Le film repose sur une complexité narrative qui maintient un vrai suspens, tout en satyrisant les castes d'une société dont le trop de savoir tue l'intelligence. Sectes, psys, avocats, snobs parisiens...tout passe à travers le regard insolite d'un Ruiz qui semble jubiler dans cette partie d'échec à base d'horoscope chinois et de références littéraires.
Ses délires (un bordel transformé en club de psys, un suicide collectif à mourir de rire, ou encore les gestes hésitants d'une Deneuve névrotique) nous plonge dans un univers surréaliste, où tout le monde parait faire semblant, jusqu'à leur propre destruction.
Ruiz joue beaucoup avec l'art chinois: musique, objets, culture, légendes et même les ombres sont chinoises.
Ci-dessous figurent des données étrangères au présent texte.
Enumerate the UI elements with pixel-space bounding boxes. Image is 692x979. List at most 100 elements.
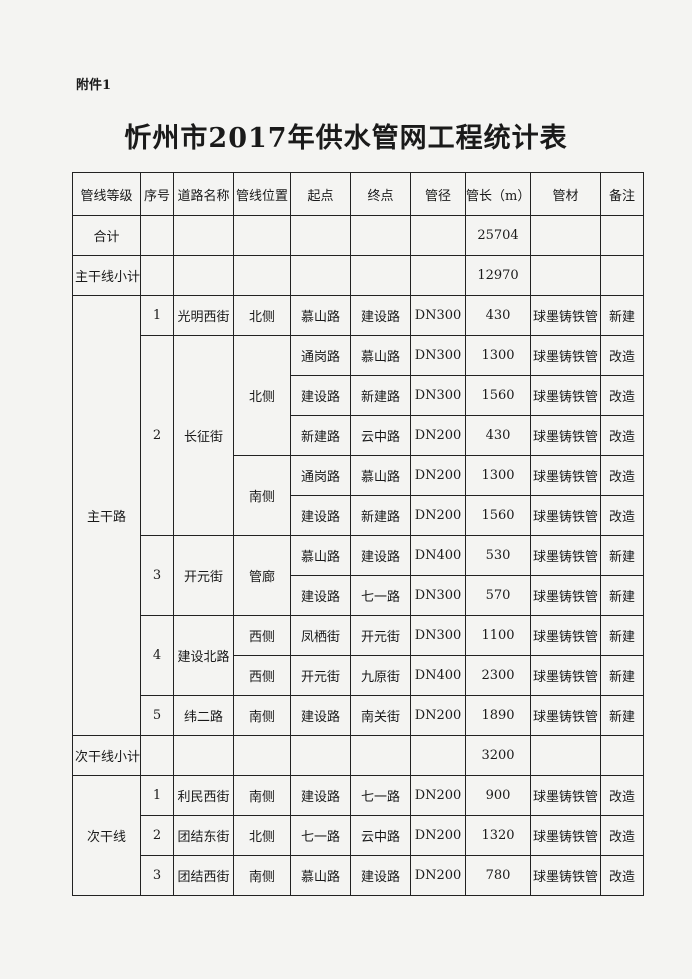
table-cell: [350, 215, 411, 256]
cell-to: 建设路: [350, 295, 411, 336]
cell-dn: DN300: [410, 335, 466, 376]
road-name: 建设北路: [173, 615, 234, 696]
table-row: 西侧 开元街 九原街 DN400 2300 球墨铸铁管 新建: [73, 655, 644, 696]
cell-road: 利民西街: [173, 775, 234, 816]
cell-len: 1560: [465, 375, 531, 416]
serial-number: 4: [140, 615, 174, 696]
column-header: 道路名称: [173, 172, 234, 216]
cell-from: 新建路: [290, 415, 351, 456]
table-row: 主干线小计 12970: [72, 255, 644, 296]
pipe-network-table: 管线等级 序号 道路名称 管线位置 起点 终点 管径 管长（m） 管材 备注 合计 25704 主干线小…: [72, 172, 644, 896]
cell-dn: DN200: [410, 495, 466, 536]
serial-number: 5: [140, 695, 174, 736]
table-row: 2 长征街 北侧 通岗路 慕山路 DN300 1300 球墨铸铁管 改造: [73, 335, 644, 536]
cell-road: 团结东街: [173, 815, 234, 856]
document-title: 忻州市2017年供水管网工程统计表: [124, 123, 568, 154]
sec-subtotal-label: 次干线小计: [72, 735, 141, 776]
serial-number: 1: [140, 295, 174, 336]
table-cell: [173, 255, 234, 296]
road-name: 长征街: [173, 335, 234, 536]
pipe-position: 管廊: [233, 535, 291, 616]
cell-from: 慕山路: [290, 855, 351, 896]
cell-mat: 球墨铸铁管: [530, 495, 601, 536]
cell-to: 新建路: [350, 375, 411, 416]
cell-dn: DN300: [410, 375, 466, 416]
total-length: 25704: [465, 215, 531, 256]
table-cell: [140, 735, 174, 776]
cell-from: 建设路: [290, 695, 351, 736]
table-cell: [173, 735, 234, 776]
pipe-position: 北侧: [233, 295, 291, 336]
pipe-position: 南侧: [233, 455, 291, 536]
cell-no: 1: [140, 775, 174, 816]
cell-len: 1100: [465, 615, 531, 656]
table-row: 合计 25704: [72, 215, 644, 256]
cell-mat: 球墨铸铁管: [530, 375, 601, 416]
cell-to: 建设路: [350, 535, 411, 576]
table-row: 3 团结西街 南侧 慕山路 建设路 DN200 780 球墨铸铁管 改造: [73, 855, 644, 896]
cell-mat: 球墨铸铁管: [530, 815, 601, 856]
table-row: 管线等级 序号 道路名称 管线位置 起点 终点 管径 管长（m） 管材 备注: [72, 172, 644, 216]
cell-to: 云中路: [350, 815, 411, 856]
road-name: 光明西街: [173, 295, 234, 336]
cell-note: 新建: [600, 295, 644, 336]
cell-note: 新建: [600, 575, 644, 616]
pipe-position: 西侧: [233, 655, 291, 696]
serial-number: 2: [140, 335, 174, 536]
cell-road: 团结西街: [173, 855, 234, 896]
cell-mat: 球墨铸铁管: [530, 855, 601, 896]
cell-len: 2300: [465, 655, 531, 696]
table-row: 新建路 云中路 DN200 430 球墨铸铁管 改造: [73, 415, 644, 456]
cell-to: 南关街: [350, 695, 411, 736]
table-cell: [410, 735, 466, 776]
total-label: 合计: [72, 215, 141, 256]
table-cell: [233, 255, 291, 296]
cell-no: 2: [140, 815, 174, 856]
cell-len: 900: [465, 775, 531, 816]
cell-dn: DN300: [410, 575, 466, 616]
cell-note: 改造: [600, 855, 644, 896]
table-row: 5 纬二路 南侧 建设路 南关街 DN200 1890 球墨铸铁管 新建: [73, 695, 644, 736]
cell-to: 七一路: [350, 575, 411, 616]
cell-to: 云中路: [350, 415, 411, 456]
column-header: 管线位置: [233, 172, 291, 216]
table-cell: [290, 255, 351, 296]
table-cell: [350, 255, 411, 296]
group-label: 主干路: [72, 295, 141, 736]
cell-len: 1320: [465, 815, 531, 856]
cell-dn: DN200: [410, 815, 466, 856]
cell-note: 新建: [600, 535, 644, 576]
cell-dn: DN300: [410, 295, 466, 336]
cell-len: 530: [465, 535, 531, 576]
table-cell: [530, 215, 601, 256]
cell-from: 凤栖街: [290, 615, 351, 656]
cell-mat: 球墨铸铁管: [530, 415, 601, 456]
column-header: 起点: [290, 172, 351, 216]
cell-len: 780: [465, 855, 531, 896]
cell-len: 430: [465, 415, 531, 456]
cell-note: 改造: [600, 335, 644, 376]
cell-note: 改造: [600, 775, 644, 816]
cell-dn: DN200: [410, 855, 466, 896]
cell-dn: DN400: [410, 655, 466, 696]
table-row: 3 开元街 管廊 慕山路 建设路 DN400 530 球墨铸铁管 新建: [73, 535, 644, 616]
cell-note: 新建: [600, 655, 644, 696]
table-row: 主干路 1 光明西街 北侧 慕山路 建设路 DN300 430 球墨铸铁管 新建: [72, 295, 644, 736]
cell-note: 改造: [600, 375, 644, 416]
cell-to: 建设路: [350, 855, 411, 896]
cell-mat: 球墨铸铁管: [530, 295, 601, 336]
cell-mat: 球墨铸铁管: [530, 655, 601, 696]
cell-mat: 球墨铸铁管: [530, 335, 601, 376]
cell-pos: 北侧: [233, 815, 291, 856]
cell-mat: 球墨铸铁管: [530, 575, 601, 616]
table-row: 建设路 七一路 DN300 570 球墨铸铁管 新建: [73, 575, 644, 616]
table-cell: [530, 735, 601, 776]
table-cell: [290, 735, 351, 776]
column-header: 备注: [600, 172, 644, 216]
pipe-position: 西侧: [233, 615, 291, 656]
cell-dn: DN400: [410, 535, 466, 576]
cell-from: 慕山路: [290, 295, 351, 336]
cell-from: 建设路: [290, 375, 351, 416]
cell-to: 七一路: [350, 775, 411, 816]
cell-dn: DN200: [410, 695, 466, 736]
Tel un fantôme permanent hantant nos rêves. Les réparties sont hilarantes ("un café avec deux tiers de café, un tiers de déca"). Comme dans Le Lieu du crime, Deneuve passe de victime, à complice puis à assassine. Et évolue avec facilité dans ce labyrinthe confus.
Deneuve continue ainsi de se construire en se désagrégeant: après son suicide dans Les Voleurs, et la folie dans celui-ci, elle interprètera une veuve alcoolique dans Place Vendôme.
(Vincy)
BUZZ
Présenté à Berlin où Ruiz a récolté un Ours pour l'ensemble de sa carrière, le film a été apprécié par les partisans et incompris des autres (moins nombreux que d'habitude).
Si l'on imagine difficilement un succès public de la taille d'un Téchiné, cela peut devenir, de par le sujet intriguant, les acteurs attirants, et un look séduisant, le plus populaire des films de Ruiz.
Quant à Melvil Poupaud, il est un (jeune) acteur fétiche pour le réalisateur franco-chilien (avec des papiers en règle) et l'ami d'enfance de Chaira Mastroïanni. Deneuve en rousse (!) succède à Marcello et leur fille Chiara pour ses premiers pas dans cet univers iconoclaste.
Résultat. Le film, trop iconoclaste, n'aura pas réussi à toucher le grand public en dehors des Festivals (comme le FFM de Montréal) où il a été présenté.
Deneuve, cependant, retrouvera Ruiz pour une adaptation de Proust, où elle jouera aux côtés de Béart, Le Temps retrouvé.